Because the standard did not define what will happen if x is used as a void ** for any purpose other than converting it back to struct A *, we do not know what *x will do.

A typical expectation is that *x will access the same memory p is in, but it will access it as a void * instead of as a struct A *. A technical problem here is that the C standard does not guarantee that a void * is represented in memory in the same way that a struct A * is represented in memory. As far as the standard is concerned, void * could use eight bytes while struct A * uses four bytes, or void * could use a flat byte address while struct A * uses a segment-and-offset address scheme. However, as with alignment, in common C implementations, different types of pointers have the same representation in memory, and this can be checked.

But then we arrive at the aliasing rule. Even if void * and struct A * have the same representation in memory, C 2018 6.5 7 says:

An object shall have its stored value accessed only by an lvalue expression that has one of the following types:

— a type compatible with the effective type of the object,

The list continues with several other categories of types, and none of them match the struct A * type of p. That is, this paragraph in the standard tells us the object p shall have its stored value accessed (“accessed” in the C standard includes both reading and writing) only by an expression that has one of the listed types.

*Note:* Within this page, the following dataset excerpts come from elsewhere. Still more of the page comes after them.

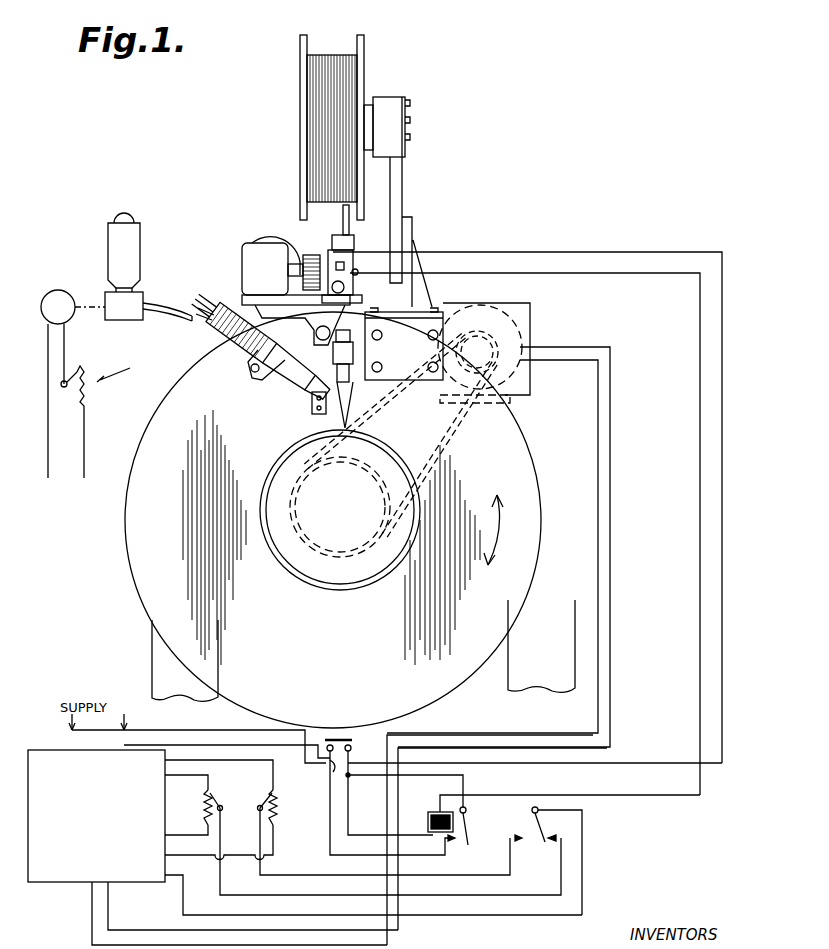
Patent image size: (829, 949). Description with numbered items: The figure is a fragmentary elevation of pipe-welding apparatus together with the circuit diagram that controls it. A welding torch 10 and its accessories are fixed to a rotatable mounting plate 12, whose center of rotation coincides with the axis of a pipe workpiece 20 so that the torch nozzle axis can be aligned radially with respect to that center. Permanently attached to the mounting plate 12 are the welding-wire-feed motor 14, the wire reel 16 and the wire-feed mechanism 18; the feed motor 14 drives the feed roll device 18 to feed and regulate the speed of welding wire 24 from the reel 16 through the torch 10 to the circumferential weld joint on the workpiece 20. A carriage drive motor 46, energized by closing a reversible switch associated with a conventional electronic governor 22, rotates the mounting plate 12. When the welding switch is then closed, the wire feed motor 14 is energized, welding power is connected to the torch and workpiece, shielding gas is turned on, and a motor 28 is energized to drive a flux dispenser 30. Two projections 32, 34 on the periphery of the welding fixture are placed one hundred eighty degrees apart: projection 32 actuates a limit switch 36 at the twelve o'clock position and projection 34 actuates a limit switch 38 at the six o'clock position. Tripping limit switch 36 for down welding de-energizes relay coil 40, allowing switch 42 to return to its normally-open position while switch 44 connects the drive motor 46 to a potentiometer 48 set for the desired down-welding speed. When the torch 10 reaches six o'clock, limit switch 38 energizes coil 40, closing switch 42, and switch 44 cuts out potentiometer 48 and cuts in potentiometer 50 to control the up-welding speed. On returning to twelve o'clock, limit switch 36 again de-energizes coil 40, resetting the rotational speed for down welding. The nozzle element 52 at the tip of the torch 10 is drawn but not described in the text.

The welding torch 10 is at (292, 378).
The rotatable mounting plate 12 is at (140, 570).
The welding-wire-feed motor 14 is at (265, 245).
The wire reel 16 is at (300, 121).
The wire-feed mechanism 18 is at (352, 270).
The pipe workpiece 20 is at (296, 580).
The electronic governor 22 is at (60, 880).
The welding wire 24 is at (343, 212).
The motor 28 is at (57, 290).
The flux dispenser 30 is at (135, 302).
The projection 32 is at (345, 290).
The projection 34 is at (341, 732).
The limit switch 36 is at (420, 298).
The limit switch 38 is at (326, 772).
The relay coil 40 is at (440, 818).
The switch 42 is at (464, 830).
The switch 44 is at (536, 832).
The carriage drive motor 46 is at (505, 335).
The potentiometer 48 is at (212, 793).
The potentiometer 50 is at (258, 806).
The nozzle 52 is at (330, 420).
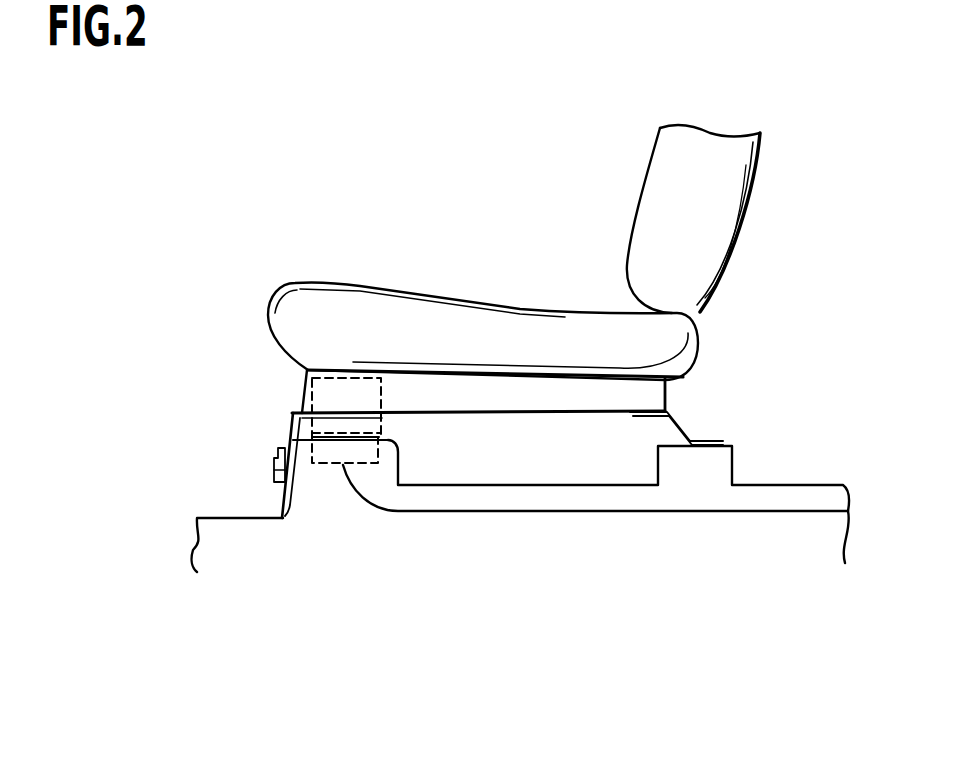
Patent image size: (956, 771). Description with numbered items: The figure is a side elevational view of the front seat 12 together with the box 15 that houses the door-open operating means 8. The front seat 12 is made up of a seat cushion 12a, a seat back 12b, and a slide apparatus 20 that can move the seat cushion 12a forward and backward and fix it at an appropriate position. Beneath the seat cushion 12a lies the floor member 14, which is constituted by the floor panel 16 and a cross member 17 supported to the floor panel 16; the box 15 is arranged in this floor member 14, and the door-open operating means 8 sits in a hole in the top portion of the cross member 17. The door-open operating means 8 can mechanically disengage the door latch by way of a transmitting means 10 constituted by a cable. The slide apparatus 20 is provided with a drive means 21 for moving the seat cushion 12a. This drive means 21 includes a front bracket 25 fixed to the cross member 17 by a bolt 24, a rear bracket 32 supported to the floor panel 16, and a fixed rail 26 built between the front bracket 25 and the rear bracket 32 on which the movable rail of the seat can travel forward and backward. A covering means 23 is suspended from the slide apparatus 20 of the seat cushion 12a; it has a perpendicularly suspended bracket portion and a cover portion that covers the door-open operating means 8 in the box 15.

The front seat 12 is at (588, 167).
The seat cushion 12a is at (447, 297).
The seat back 12b is at (653, 190).
The drive means 21 is at (667, 392).
The fixed rail 26 is at (483, 400).
The slide apparatus 20 is at (580, 413).
The rear bracket 32 is at (687, 423).
The transmitting means 10 is at (485, 513).
The bolt 24 is at (273, 452).
The cross member 17 is at (278, 503).
The floor panel 16 is at (232, 517).
The floor member 14 is at (240, 455).
The front bracket 25 is at (277, 427).
The covering means 23 is at (323, 396).
The door-open operating means 8 is at (330, 463).
The box 15 is at (345, 450).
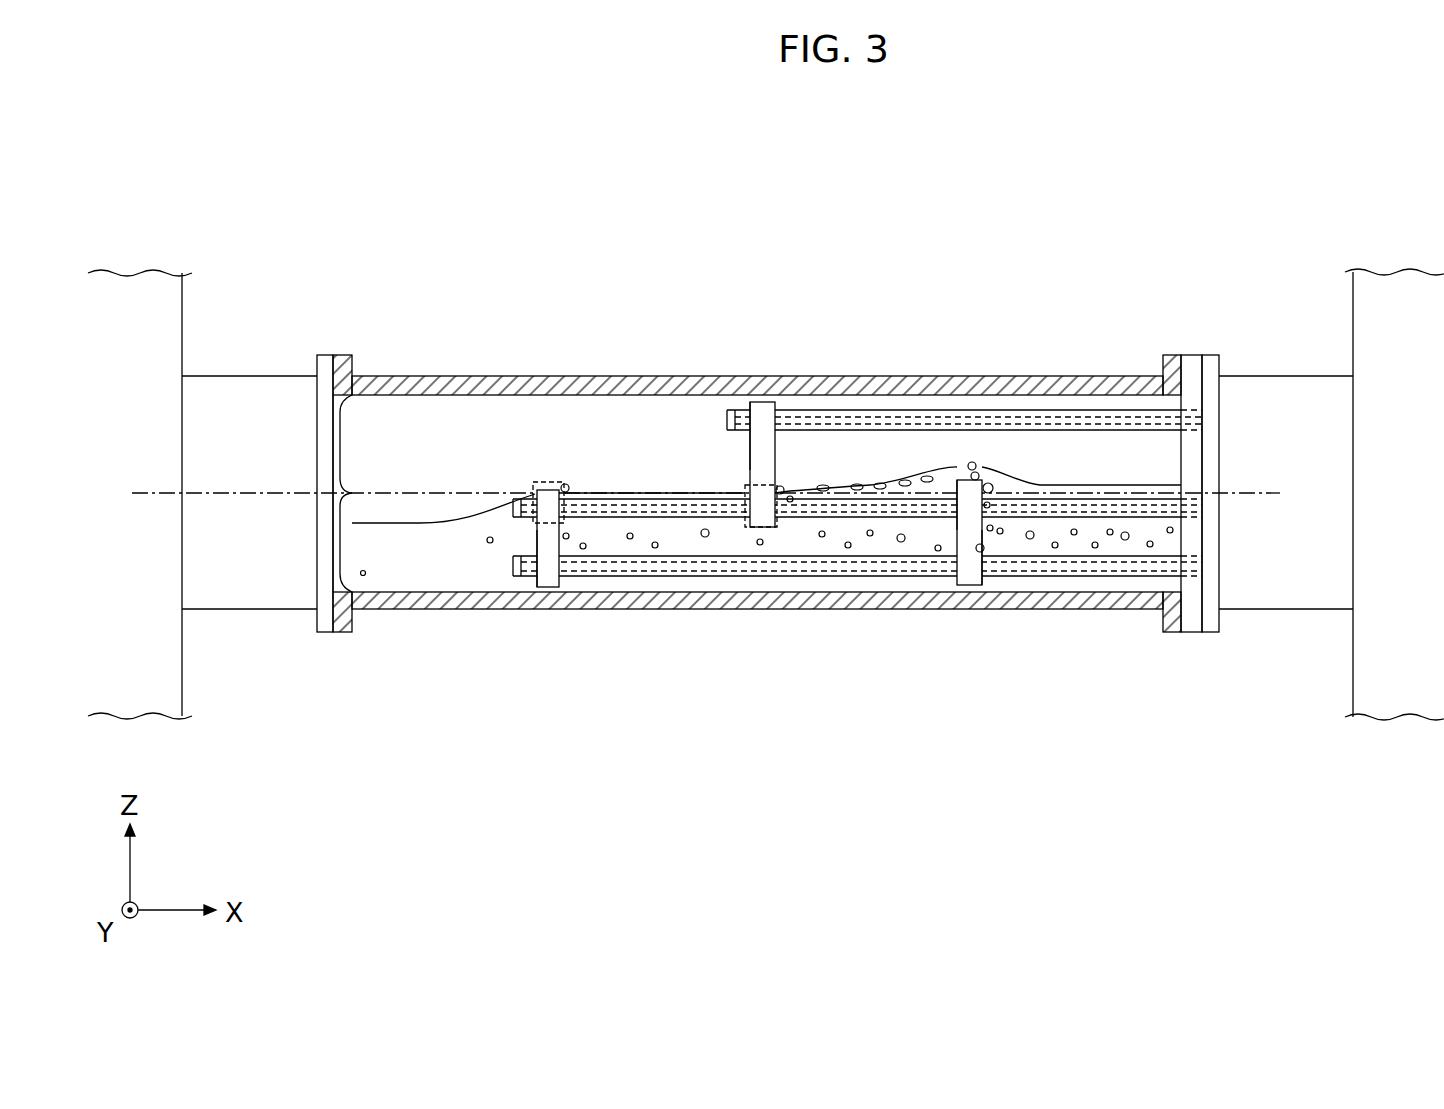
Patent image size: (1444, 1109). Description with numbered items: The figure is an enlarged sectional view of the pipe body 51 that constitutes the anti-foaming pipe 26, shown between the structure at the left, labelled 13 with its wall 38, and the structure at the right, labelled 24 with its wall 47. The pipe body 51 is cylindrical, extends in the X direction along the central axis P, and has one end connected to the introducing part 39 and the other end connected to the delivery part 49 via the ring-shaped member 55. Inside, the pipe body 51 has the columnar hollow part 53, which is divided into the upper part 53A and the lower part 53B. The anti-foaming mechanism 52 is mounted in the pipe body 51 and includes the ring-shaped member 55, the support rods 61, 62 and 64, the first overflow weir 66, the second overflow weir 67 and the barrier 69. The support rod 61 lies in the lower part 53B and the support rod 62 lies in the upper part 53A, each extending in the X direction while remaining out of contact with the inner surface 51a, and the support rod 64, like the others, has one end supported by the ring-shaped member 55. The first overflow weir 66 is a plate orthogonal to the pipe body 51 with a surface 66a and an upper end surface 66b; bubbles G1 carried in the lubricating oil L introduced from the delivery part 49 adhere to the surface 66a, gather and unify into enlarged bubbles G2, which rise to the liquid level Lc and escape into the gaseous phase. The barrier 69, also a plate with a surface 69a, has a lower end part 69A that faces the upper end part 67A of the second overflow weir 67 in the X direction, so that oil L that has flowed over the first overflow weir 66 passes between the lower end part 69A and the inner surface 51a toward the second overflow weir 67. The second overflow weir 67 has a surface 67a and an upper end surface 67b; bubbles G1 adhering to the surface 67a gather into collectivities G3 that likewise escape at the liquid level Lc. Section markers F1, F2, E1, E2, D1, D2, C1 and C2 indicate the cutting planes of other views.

The first tank 13 is at (130, 258).
The second tank 24 is at (1396, 258).
The anti-foaming pipe 26 is at (402, 348).
The side wall of first tank 38 is at (160, 283).
The introducing part 39 is at (262, 388).
The side wall of second tank 47 is at (1358, 300).
The delivery part 49 is at (1257, 385).
The pipe body 51 is at (615, 390).
The inner surface 51a is at (375, 406).
The anti-foaming mechanism 52 is at (728, 455).
The hollow part 53 is at (282, 568).
The upper part 53A is at (330, 443).
The lower part 53B is at (330, 543).
The ring-shaped member 55 is at (1192, 360).
The support rod 61 is at (800, 577).
The support rod 62 is at (851, 410).
The support rod 64 is at (1168, 512).
The first overflow weir 66 is at (1006, 493).
The surface 66a is at (990, 540).
The upper end surface 66b is at (965, 478).
The second overflow weir 67 is at (545, 487).
The surface 67a is at (564, 532).
The upper end surface 67b is at (550, 487).
The upper end part 67A is at (536, 486).
The barrier 69 is at (779, 485).
The surface 69a is at (803, 488).
The lower end part 69A is at (752, 528).
The lubricating oil L is at (392, 573).
The liquid level Lc is at (988, 466).
The central axis P is at (215, 490).
The bubbles G1 is at (490, 545).
The unified and enlarged bubbles G2 is at (780, 486).
The bubbles G3 is at (566, 484).
The section line F1 is at (476, 327).
The section line F2 is at (445, 662).
The section line E1 is at (695, 327).
The section line E2 is at (663, 662).
The section line D1 is at (924, 327).
The section line D2 is at (892, 662).
The section line C1 is at (1121, 327).
The section line C2 is at (1089, 662).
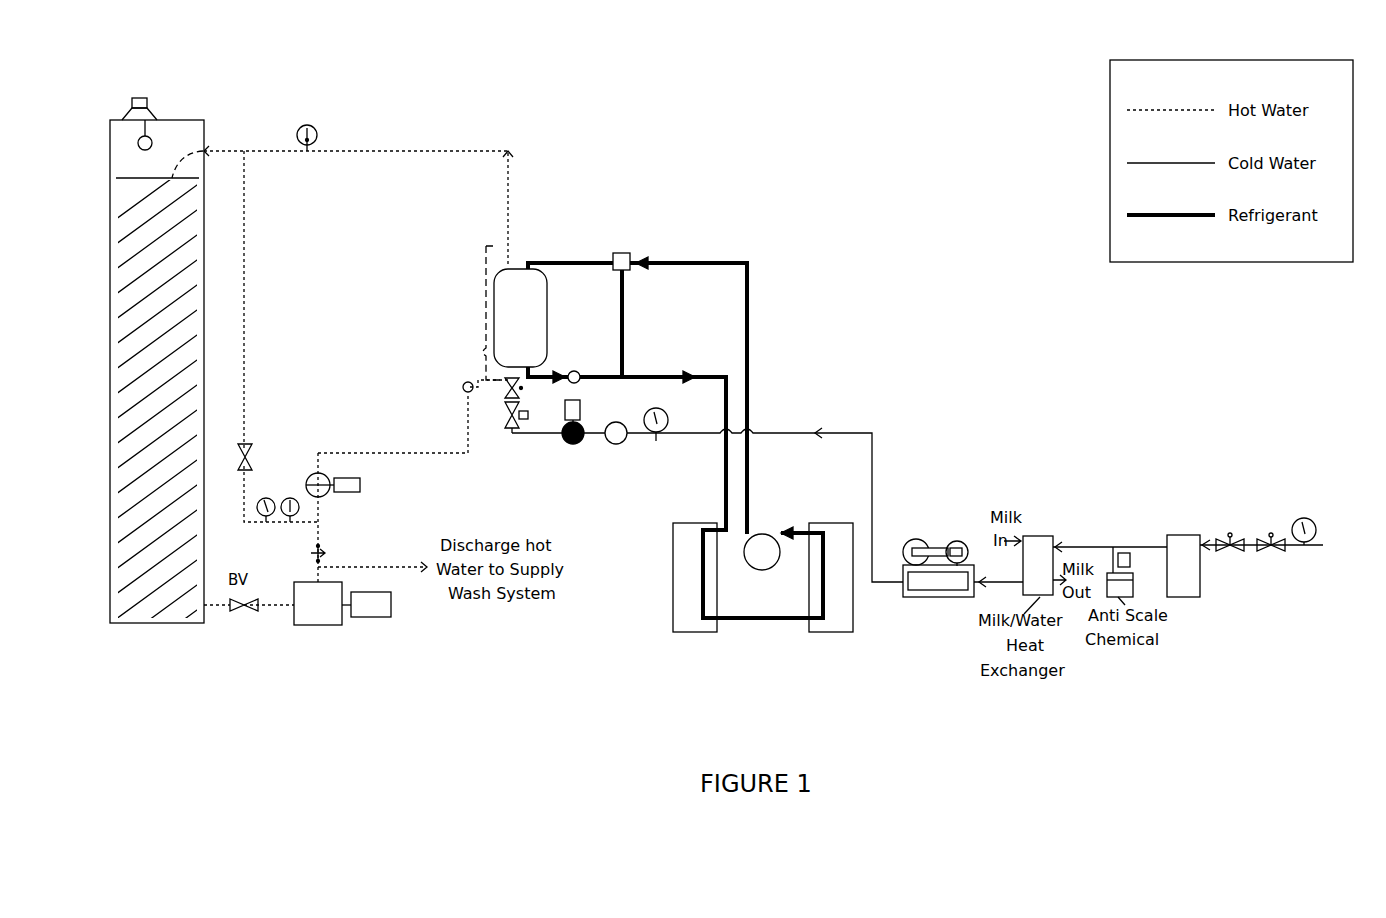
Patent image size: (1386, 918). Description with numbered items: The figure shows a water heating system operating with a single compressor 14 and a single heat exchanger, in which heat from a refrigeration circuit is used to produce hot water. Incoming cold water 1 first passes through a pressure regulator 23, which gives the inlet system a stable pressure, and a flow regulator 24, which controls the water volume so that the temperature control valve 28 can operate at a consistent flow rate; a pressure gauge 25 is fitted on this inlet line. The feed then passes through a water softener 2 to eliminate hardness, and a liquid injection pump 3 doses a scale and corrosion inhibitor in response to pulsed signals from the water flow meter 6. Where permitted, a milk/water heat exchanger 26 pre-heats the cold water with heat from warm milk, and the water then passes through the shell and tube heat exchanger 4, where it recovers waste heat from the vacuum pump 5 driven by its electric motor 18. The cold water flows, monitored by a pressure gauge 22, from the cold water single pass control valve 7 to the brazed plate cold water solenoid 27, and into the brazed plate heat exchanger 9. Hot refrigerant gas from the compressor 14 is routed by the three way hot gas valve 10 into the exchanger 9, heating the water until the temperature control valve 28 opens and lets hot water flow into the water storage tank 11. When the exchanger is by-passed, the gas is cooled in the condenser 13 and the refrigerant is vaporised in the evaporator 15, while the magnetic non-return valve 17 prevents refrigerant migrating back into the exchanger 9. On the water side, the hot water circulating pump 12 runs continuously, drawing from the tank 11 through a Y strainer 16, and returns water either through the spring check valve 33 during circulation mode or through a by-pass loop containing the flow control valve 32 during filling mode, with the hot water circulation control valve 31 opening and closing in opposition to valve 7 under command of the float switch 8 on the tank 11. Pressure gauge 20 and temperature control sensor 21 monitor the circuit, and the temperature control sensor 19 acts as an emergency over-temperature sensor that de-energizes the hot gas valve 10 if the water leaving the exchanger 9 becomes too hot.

The incoming cold water 1 is at (1354, 546).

The expression used to access p in *x = malloc(…); is *x, and its type is void *, and void * is not compatible with struct A *, and void * is also not any of the other types listed in the paragraph.

So the code *x = malloc(…); breaks that rule. Violating a “shall” rule means the behavior of the code is not defined by the C standard.

Some compilers support breaking this rule, when a switch is used to ask them to support aliasing objects through different types. Using such a switch prevents some optimizations by the compiler. In particular, given two pointers x and y that point to different types not matching the aliasing rule, then compiler may assume they point to different objects, so it can reorder accesses to *x and *y in whatever way is efficient because a store to one cannot change the value in the other.

So, if you verify that void * and struct A * have the same representation and alignment requirement and that your compiler supports aliasing, then the behavior will be defined for the specific C implementation you check. However, it is not defined by the C standard generally.